In this paper a part of a new multi-proxy results obtained from the Kotoń landslide fen deposits (the Beskid Makowski Mountains, the Outer Western Carpathians, S Poland), including loss on ignition analysis, plant macrofossil analysis and radiocarbon dating is presented. The aim of the study was to verify whether the reconstructed local palaeoecological stages of the Kotoń fen development could be correlated with the Bølling-Older Dryas-Allerød sequence and to verify whether the rarely recognised short GI-1d/Older Dryas climate cooling affected the regional and local palaeoecological record of the Kotoń deposits. Results showed that four palaeoecological stages of development (poor-in-vegetation waterbody, waterbody with aquatic succession, calcareous extremely rich fen and moderately rich fen) determined for the Kotoń landslide fen deposits between ca. 14,600–13,500 cal BP stay in agreement with the earlier pollen division of the Kotoń deposits and with the extraregional chronology of the Greenland ice cores. The influence of GI-1d/Older Dryas climate cooling on the surrounding and regional vegetation was recognised for the deposits of Kotoń and other localities in a form of open-space habitats with herbs, shrubs and sparse tree stands, e.g. steppe-tundra, reflecting the cold and dry climatic conditions. In case of local vegetation and palaeohydrological changes, the Older Dyas climatic oscillation was recorded as a shallowing of the existing palaeo-waterbodies. Although for other localities this process was attributed to the dry climatic conditions, in case of Kotoń site more detail multi-proxy research is necessary to distinguish the climatic impact from the autogenic succession.

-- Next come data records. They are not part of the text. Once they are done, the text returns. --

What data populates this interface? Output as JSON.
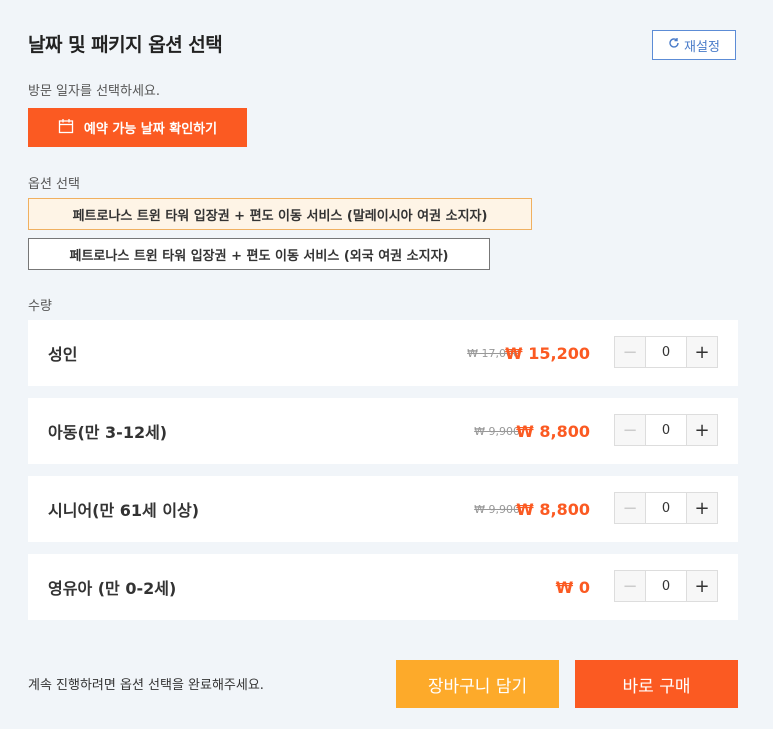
{
  "header": {
    "title": "날짜 및 패키지 옵션 선택",
    "reset_label": "재설정"
  },
  "date": {
    "label": "방문 일자를 선택하세요.",
    "button_label": "예약 가능 날짜 확인하기"
  },
  "options": {
    "label": "옵션 선택",
    "items": [
      {
        "label": "페트로나스 트윈 타워 입장권 + 편도 이동 서비스 (말레이시아 여권 소지자)",
        "selected": true
      },
      {
        "label": "페트로나스 트윈 타워 입장권 + 편도 이동 서비스 (외국 여권 소지자)",
        "selected": false
      }
    ]
  },
  "quantity": {
    "label": "수량",
    "items": [
      {
        "name": "성인",
        "original_price": "₩ 17,000",
        "price": "₩ 15,200",
        "qty": "0"
      },
      {
        "name": "아동(만 3-12세)",
        "original_price": "₩ 9,900",
        "price": "₩ 8,800",
        "qty": "0"
      },
      {
        "name": "시니어(만 61세 이상)",
        "original_price": "₩ 9,900",
        "price": "₩ 8,800",
        "qty": "0"
      },
      {
        "name": "영유아 (만 0-2세)",
        "original_price": "",
        "price": "₩ 0",
        "qty": "0"
      }
    ]
  },
  "footer": {
    "message": "계속 진행하려면 옵션 선택을 완료해주세요.",
    "cart_label": "장바구니 담기",
    "buy_label": "바로 구매"
  },
  "colors": {
    "accent": "#fb5a22",
    "cart": "#fdaa2a",
    "reset": "#4a7cc9"
  }
}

In the sequences of landslide fen (mire) deposits of the Polish Western Carpathians, Late Glacial-Holocene paleoenvironmental changes were recorded. Downpours and/or continuous rains cyclically repeated during phases of climate humidity growth, causing supplies of mineral material to the minerogenic mires. In effect, illuvial or mineral horizons were formed in landslide fen deposits, as well as mineral covers overly fens in some sites. Sedimentological records reflect various, overlapping factors, as climatic changes, human activity (e.g. accelerating erosion), as well the specificity of the sedimentary environment in each studied landslide fens. The reconstruction and interpretation of the paleoenvironmental changes recorded in landslide fen sediments must be supported by multiproxy analysis of the sequences using pollen, lithological (loss on ignition, grain size and petrography) analyses of samples accurately dated by numerous radiocarbon (14C) dates.